Между тем, теоретическая схема его произведения, вот этой трилогии «Христос и Антихрист», она очень проста. Как, в общем-то, проста гегелевская триада. Начинается это с романа «Юлиан Отступник», там речь идёт об отступничестве от христианства, о временном торжестве язычества. Вторая часть — «Леонардо да Винчи» — это слияние христианства и язычества, когда в эпоху Возрождения христианство оплодотворило, облагородило, одушевило древнюю веру, вернуло жизнь Античности. А третья часть, «Пётр и Алексей», самый знаменитый роман Мережковского, это о том, как христианство постепенно начинает переживать себя и становится карающей силой, как в России церковь, взятая на вооружение государством, становится царством Антихриста.
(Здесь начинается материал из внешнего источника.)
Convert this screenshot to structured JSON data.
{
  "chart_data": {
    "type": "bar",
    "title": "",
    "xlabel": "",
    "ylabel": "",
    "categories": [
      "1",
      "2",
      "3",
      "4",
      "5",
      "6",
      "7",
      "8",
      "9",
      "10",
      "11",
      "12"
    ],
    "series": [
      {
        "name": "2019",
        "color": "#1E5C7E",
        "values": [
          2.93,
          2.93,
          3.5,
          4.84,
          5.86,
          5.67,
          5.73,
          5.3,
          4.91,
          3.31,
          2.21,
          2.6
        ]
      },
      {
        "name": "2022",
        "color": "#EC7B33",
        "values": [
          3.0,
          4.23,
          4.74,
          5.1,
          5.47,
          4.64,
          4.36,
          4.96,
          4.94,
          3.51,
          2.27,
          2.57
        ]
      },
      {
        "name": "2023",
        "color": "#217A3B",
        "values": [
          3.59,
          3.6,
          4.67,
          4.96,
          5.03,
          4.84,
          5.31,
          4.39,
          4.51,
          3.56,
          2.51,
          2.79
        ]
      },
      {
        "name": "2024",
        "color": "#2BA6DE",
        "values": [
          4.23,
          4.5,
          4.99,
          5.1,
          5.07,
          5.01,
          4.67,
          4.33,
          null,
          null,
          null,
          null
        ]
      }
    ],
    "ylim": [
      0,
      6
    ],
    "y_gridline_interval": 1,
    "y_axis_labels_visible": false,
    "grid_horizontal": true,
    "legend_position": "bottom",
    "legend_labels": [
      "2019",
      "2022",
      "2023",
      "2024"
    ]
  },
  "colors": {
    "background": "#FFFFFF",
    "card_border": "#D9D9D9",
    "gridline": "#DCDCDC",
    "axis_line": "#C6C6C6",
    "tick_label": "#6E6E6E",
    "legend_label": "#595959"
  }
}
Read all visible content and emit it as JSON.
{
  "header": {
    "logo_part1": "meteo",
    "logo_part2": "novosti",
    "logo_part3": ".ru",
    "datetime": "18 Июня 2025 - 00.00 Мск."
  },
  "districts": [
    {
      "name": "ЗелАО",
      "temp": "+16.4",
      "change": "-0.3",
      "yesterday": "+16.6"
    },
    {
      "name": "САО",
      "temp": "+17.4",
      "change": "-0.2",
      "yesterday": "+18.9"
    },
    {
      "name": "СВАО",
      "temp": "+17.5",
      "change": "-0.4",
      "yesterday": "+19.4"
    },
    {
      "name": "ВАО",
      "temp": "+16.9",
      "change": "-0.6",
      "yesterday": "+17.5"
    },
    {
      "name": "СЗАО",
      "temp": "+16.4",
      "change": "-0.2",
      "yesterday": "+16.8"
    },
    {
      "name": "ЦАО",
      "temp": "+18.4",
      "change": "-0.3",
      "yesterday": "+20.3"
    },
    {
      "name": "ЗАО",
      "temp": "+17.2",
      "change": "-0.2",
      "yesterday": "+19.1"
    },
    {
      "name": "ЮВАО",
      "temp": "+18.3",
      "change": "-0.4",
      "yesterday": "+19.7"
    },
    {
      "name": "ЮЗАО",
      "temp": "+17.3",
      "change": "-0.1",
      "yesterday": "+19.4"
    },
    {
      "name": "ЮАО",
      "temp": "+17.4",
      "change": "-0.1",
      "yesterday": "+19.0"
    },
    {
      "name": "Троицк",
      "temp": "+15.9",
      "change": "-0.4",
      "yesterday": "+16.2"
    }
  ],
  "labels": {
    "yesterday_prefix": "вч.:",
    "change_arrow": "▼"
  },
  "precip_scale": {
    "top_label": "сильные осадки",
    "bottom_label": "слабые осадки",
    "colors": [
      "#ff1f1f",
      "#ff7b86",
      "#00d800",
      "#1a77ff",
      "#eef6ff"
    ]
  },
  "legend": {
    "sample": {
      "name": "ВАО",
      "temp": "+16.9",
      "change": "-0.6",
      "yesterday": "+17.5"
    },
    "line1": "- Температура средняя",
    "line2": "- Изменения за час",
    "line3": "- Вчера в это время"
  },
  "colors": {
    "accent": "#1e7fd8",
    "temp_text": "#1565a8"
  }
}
Именно поэтому этот роман сегодня предпочитают не вспоминать, роман о страшной государственной церкви, об антихристовой церкви. И, может быть, именно поэтому этот роман уже и при жизни Мережковского был и знаменит, и как-то всегда немного на подозрении.
Надо вам сказать, что Алексей Николаевич Толстой, сочиняя своего «Петра», перекатывал оттуда ну просто целыми страницами. Во всяком случае, все, что касается быта старообрядцев, он почерпнул из Мережковского, думая, что Мережковского больше никогда в советской России переиздавать не будут. О, как он ошибался! Потому что, когда в девяностые годы начали Мережковского издавать, стало понятно, какой в сущности бледный роман «Пётр I», насколько у Дмитрия Сергеевича это лучше сделано. Но, тем не менее, ничего не поделаешь, в тридцатые годы Мережковского не помнил никто. Алексей Толстой как бы донёс его до нас, закапсулировав.
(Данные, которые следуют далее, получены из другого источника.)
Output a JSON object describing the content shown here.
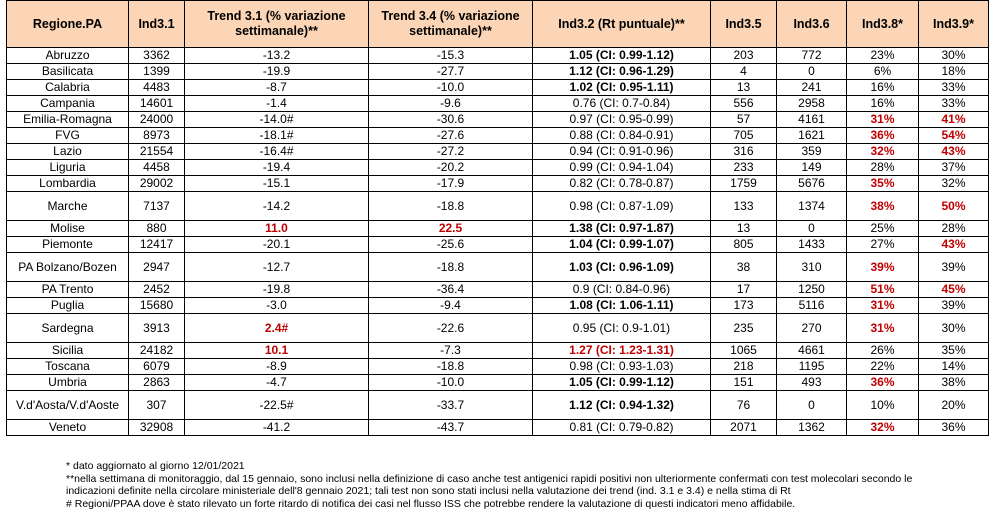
{
  "headers": [
    "Regione.PA",
    "Ind3.1",
    "Trend 3.1 (% variazione settimanale)**",
    "Trend 3.4 (% variazione settimanale)**",
    "Ind3.2 (Rt puntuale)**",
    "Ind3.5",
    "Ind3.6",
    "Ind3.8*",
    "Ind3.9*"
  ],
  "rows": [
    {
      "cells": [
        "Abruzzo",
        "3362",
        "-13.2",
        "-15.3",
        "1.05 (CI: 0.99-1.12)",
        "203",
        "772",
        "23%",
        "30%"
      ],
      "bold": [
        4
      ],
      "red": []
    },
    {
      "cells": [
        "Basilicata",
        "1399",
        "-19.9",
        "-27.7",
        "1.12 (CI: 0.96-1.29)",
        "4",
        "0",
        "6%",
        "18%"
      ],
      "bold": [
        4
      ],
      "red": []
    },
    {
      "cells": [
        "Calabria",
        "4483",
        "-8.7",
        "-10.0",
        "1.02 (CI: 0.95-1.11)",
        "13",
        "241",
        "16%",
        "33%"
      ],
      "bold": [
        4
      ],
      "red": []
    },
    {
      "cells": [
        "Campania",
        "14601",
        "-1.4",
        "-9.6",
        "0.76 (CI: 0.7-0.84)",
        "556",
        "2958",
        "16%",
        "33%"
      ],
      "bold": [],
      "red": []
    },
    {
      "cells": [
        "Emilia-Romagna",
        "24000",
        "-14.0#",
        "-30.6",
        "0.97 (CI: 0.95-0.99)",
        "57",
        "4161",
        "31%",
        "41%"
      ],
      "bold": [],
      "red": [
        7,
        8
      ]
    },
    {
      "cells": [
        "FVG",
        "8973",
        "-18.1#",
        "-27.6",
        "0.88 (CI: 0.84-0.91)",
        "705",
        "1621",
        "36%",
        "54%"
      ],
      "bold": [],
      "red": [
        7,
        8
      ]
    },
    {
      "cells": [
        "Lazio",
        "21554",
        "-16.4#",
        "-27.2",
        "0.94 (CI: 0.91-0.96)",
        "316",
        "359",
        "32%",
        "43%"
      ],
      "bold": [],
      "red": [
        7,
        8
      ]
    },
    {
      "cells": [
        "Liguria",
        "4458",
        "-19.4",
        "-20.2",
        "0.99 (CI: 0.94-1.04)",
        "233",
        "149",
        "28%",
        "37%"
      ],
      "bold": [],
      "red": []
    },
    {
      "cells": [
        "Lombardia",
        "29002",
        "-15.1",
        "-17.9",
        "0.82 (CI: 0.78-0.87)",
        "1759",
        "5676",
        "35%",
        "32%"
      ],
      "bold": [],
      "red": [
        7
      ]
    },
    {
      "cells": [
        "Marche",
        "7137",
        "-14.2",
        "-18.8",
        "0.98 (CI: 0.87-1.09)",
        "133",
        "1374",
        "38%",
        "50%"
      ],
      "bold": [],
      "red": [
        7,
        8
      ],
      "tall": true
    },
    {
      "cells": [
        "Molise",
        "880",
        "11.0",
        "22.5",
        "1.38 (CI: 0.97-1.87)",
        "13",
        "0",
        "25%",
        "28%"
      ],
      "bold": [
        4
      ],
      "red": [
        2,
        3
      ]
    },
    {
      "cells": [
        "Piemonte",
        "12417",
        "-20.1",
        "-25.6",
        "1.04 (CI: 0.99-1.07)",
        "805",
        "1433",
        "27%",
        "43%"
      ],
      "bold": [
        4
      ],
      "red": [
        8
      ]
    },
    {
      "cells": [
        "PA Bolzano/Bozen",
        "2947",
        "-12.7",
        "-18.8",
        "1.03 (CI: 0.96-1.09)",
        "38",
        "310",
        "39%",
        "39%"
      ],
      "bold": [
        4
      ],
      "red": [
        7
      ],
      "tall": true
    },
    {
      "cells": [
        "PA Trento",
        "2452",
        "-19.8",
        "-36.4",
        "0.9 (CI: 0.84-0.96)",
        "17",
        "1250",
        "51%",
        "45%"
      ],
      "bold": [],
      "red": [
        7,
        8
      ]
    },
    {
      "cells": [
        "Puglia",
        "15680",
        "-3.0",
        "-9.4",
        "1.08 (CI: 1.06-1.11)",
        "173",
        "5116",
        "31%",
        "39%"
      ],
      "bold": [
        4
      ],
      "red": [
        7
      ]
    },
    {
      "cells": [
        "Sardegna",
        "3913",
        "2.4#",
        "-22.6",
        "0.95 (CI: 0.9-1.01)",
        "235",
        "270",
        "31%",
        "30%"
      ],
      "bold": [],
      "red": [
        2,
        7
      ],
      "tall": true
    },
    {
      "cells": [
        "Sicilia",
        "24182",
        "10.1",
        "-7.3",
        "1.27 (CI: 1.23-1.31)",
        "1065",
        "4661",
        "26%",
        "35%"
      ],
      "bold": [],
      "red": [
        2,
        4
      ]
    },
    {
      "cells": [
        "Toscana",
        "6079",
        "-8.9",
        "-18.8",
        "0.98 (CI: 0.93-1.03)",
        "218",
        "1195",
        "22%",
        "14%"
      ],
      "bold": [],
      "red": []
    },
    {
      "cells": [
        "Umbria",
        "2863",
        "-4.7",
        "-10.0",
        "1.05 (CI: 0.99-1.12)",
        "151",
        "493",
        "36%",
        "38%"
      ],
      "bold": [
        4
      ],
      "red": [
        7
      ]
    },
    {
      "cells": [
        "V.d'Aosta/V.d'Aoste",
        "307",
        "-22.5#",
        "-33.7",
        "1.12 (CI: 0.94-1.32)",
        "76",
        "0",
        "10%",
        "20%"
      ],
      "bold": [
        4
      ],
      "red": [],
      "tall": true
    },
    {
      "cells": [
        "Veneto",
        "32908",
        "-41.2",
        "-43.7",
        "0.81 (CI: 0.79-0.82)",
        "2071",
        "1362",
        "32%",
        "36%"
      ],
      "bold": [],
      "red": [
        7
      ]
    }
  ],
  "notes": [
    "* dato aggiornato al giorno 12/01/2021",
    "**nella settimana di monitoraggio, dal 15 gennaio, sono inclusi nella definizione di caso anche test antigenici rapidi positivi non ulteriormente confermati con test molecolari secondo le",
    "indicazioni definite nella circolare ministeriale dell'8 gennaio 2021; tali test non sono stati inclusi nella valutazione dei trend (ind. 3.1 e 3.4) e nella stima di Rt",
    "# Regioni/PPAA dove è stato rilevato un forte ritardo di notifica dei casi nel flusso ISS che potrebbe rendere la valutazione di questi indicatori meno affidabile."
  ]
}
«Леонардо да Винчи» представляет собой вторую, вершинную часть трилогии, в которой как раз доказывается, что истинное христианство оно в служении культуре, в служении искусству и в служении познанию. Я рискну сказать, наверное, что это такой русский «Фауст». Ведь про что, собственно говоря, «Фауст»? Про то, как Бог в конце концов простил Фауста за его бескорыстие, за дух познания, потому что познание чудес Божьих — это высшая форма служения Богу. Мефистофель Фауста искушает, но из всех искушений Фауст выходит с одним — с жаждой знания, с жаждой экспансии человеческого духа. И вот за эту страстную экспансию Бог прощает Фауста. Потому что Он открывается не искавшим Его. Фауст же в сущности плохой христианин, он, может быть, не христианин вовсе. Но потому то одно, что он служит только истине, и при этом жертвует собой — это и спасает его для нас, это делает его всё-таки христианским служителем, христианским деятелем.
И вот Леонардо да Винчи. Это сложный, конечно, образ, может, самый сложный образ у Мережковского, но, тем не менее, это его модель служения Богу. Леонардо да Винчи из противоречий соткан. И там есть замечательная, кстати, глава, дневник его ученика, который отмечает страшное сочетание звериной силы и почти женственной нежности в его облике. Он левша: и пишет левой рукой, и этой же левой рукой он наносит тончайшие, нежнейшие мазки, когда пишет, но этой же левой рукой он может согнуть язык колокола и подкову, вот это удивительно. Леонардо всегда спокоен. Он никогда на протяжении книги даже голоса не повышает ни разу. И мы всё время запоминаем две детали: его холодные голубые глаза, которые он… Мережковский очень точно пользуется лейтмотивами, об этом можно много говорить… но серо-голубые прозрачные глаза и всегда плотно сжатые тонкие губы. Он вообще холоден почти всё время. И он говорит удивительную вещь, он повторяет её в каждой части романа, в каждой книге, а роман довольно объёмный… Он говорит: художник должен быть ровен как зеркало, чтобы отразить мир. Вот эта абсолютная ровность, безэмоциональность, спокойствие души. При этом иногда, а Леонардо живёт в очень жестокое время… Ну, собственно говоря, и на «Рублёва» это тоже очень повлияло, на «Рублёва» Тарковского… Художник окружён зверством, но сам художник не отвечает на эти зверства, он молчит, он ровен. Вот и Леонардо живёт в довольно жестокое время, но максимум того, что он может позволить себе как мыслитель, как свидетель, это сочувствие, иногда чуть презрительное. И, проходя мимо лавки, он говорит почти то, дословно, что потом, семьдесят лет спустя написал Окуджава:
Разве лев — царь зверей? Человек — царь зверей.
Вот он выйдет с утра из каморки своей,
Оглянётся вокруг, улыбнётся…
Целый мир перед ним содрогнётся.
[В оригинале:
Разве лев — царь зверей? Человек — царь зверей.